According to the LPI, high income economies dominate the top logistics rankings, while the economies with the worst performance are least developed countries that are also often landlocked, small islands, or post-conflict states.
Nevertheless, logistics performance is not simply determined by the level of per capita income, as many countries across different income groups have done better than their peers.
“Infrastructure stands out as the chief driver of progress in top performers, followed by improvements in logistics services, and customs and border management,” said Mona Haddad, Sector Manager of the World Bank’s International Trade Department. “All top performers show strong cooperation between the public and private sectors, and a comprehensive approach in the development of services, infrastructure and efficient logistics.”
The 2012 LPI shows preconditions for efficient logistics. All top performers have developed and maintained a strong public-private partnership and dialogue; good cooperation between policymakers, practitioners, administrators and academics; and a comprehensive approach in the development of transport services, infrastructure and efficient logistics.
Only by fostering cooperation between the public and private sectors, and by considering the impact of all agencies on the supply chain can a country create sustainable improvements in its logistical capabilities, the study says.
At a time where food prices are at historic highs, the survey also found that logistics is important for food security.
Transport and logistics directly affect the price and local availability of food through the performance and resilience of food chains, especially in African and Middle Eastern countries that depend heavily on food imports.

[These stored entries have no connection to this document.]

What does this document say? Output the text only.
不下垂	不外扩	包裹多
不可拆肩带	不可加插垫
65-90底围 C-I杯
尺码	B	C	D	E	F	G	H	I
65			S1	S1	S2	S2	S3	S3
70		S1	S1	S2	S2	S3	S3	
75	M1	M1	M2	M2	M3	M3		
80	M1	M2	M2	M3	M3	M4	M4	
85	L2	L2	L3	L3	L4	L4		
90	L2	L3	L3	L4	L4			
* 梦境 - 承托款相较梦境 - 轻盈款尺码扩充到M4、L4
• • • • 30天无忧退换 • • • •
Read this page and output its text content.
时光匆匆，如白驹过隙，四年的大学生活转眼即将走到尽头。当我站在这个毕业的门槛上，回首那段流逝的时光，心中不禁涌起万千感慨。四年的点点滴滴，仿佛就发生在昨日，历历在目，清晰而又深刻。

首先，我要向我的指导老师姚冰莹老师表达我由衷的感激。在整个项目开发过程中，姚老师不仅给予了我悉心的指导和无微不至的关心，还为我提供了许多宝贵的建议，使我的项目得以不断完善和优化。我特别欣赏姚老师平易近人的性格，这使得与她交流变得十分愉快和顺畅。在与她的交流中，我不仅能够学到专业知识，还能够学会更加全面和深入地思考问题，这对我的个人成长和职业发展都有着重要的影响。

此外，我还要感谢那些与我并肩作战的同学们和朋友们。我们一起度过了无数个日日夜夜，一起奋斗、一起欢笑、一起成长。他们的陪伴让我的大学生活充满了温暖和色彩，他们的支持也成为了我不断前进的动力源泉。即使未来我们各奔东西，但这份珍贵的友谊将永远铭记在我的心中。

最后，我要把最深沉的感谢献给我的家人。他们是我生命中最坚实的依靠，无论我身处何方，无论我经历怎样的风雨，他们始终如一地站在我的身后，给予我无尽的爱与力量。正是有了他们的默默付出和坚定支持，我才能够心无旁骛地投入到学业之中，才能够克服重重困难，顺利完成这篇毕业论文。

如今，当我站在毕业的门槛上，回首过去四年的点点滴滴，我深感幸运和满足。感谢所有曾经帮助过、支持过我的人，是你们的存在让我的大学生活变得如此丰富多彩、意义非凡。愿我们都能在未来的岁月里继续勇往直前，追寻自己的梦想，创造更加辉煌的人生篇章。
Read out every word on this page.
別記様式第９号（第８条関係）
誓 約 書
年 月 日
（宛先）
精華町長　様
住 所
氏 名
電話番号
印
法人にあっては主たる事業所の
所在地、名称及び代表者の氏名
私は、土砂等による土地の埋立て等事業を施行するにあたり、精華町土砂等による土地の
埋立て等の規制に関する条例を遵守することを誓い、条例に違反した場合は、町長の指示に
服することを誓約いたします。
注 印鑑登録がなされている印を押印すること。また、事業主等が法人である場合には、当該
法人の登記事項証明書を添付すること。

In developing countries, particularly in landlocked and poor ones, transport and logistics account for 20-60 per cent of delivered food prices. For instance, they make up 48 per cent of the cost of U.S. corn imported by Nicaragua.
The survey, which for the first time included environmental indicators, also found that green logistics is quickly gaining prominence in high-income and emerging economies –a positive development since logistics and freight-related activities may account for up to 15 per cent of human carbon dioxide emissions. Large logistics providers like DHL, FedEx, UPS, and TNT, all now have global initiatives to reduce their carbon footprint, shift to more efficient vehicles, make facilities more efficient, and help clients become more green-friendly.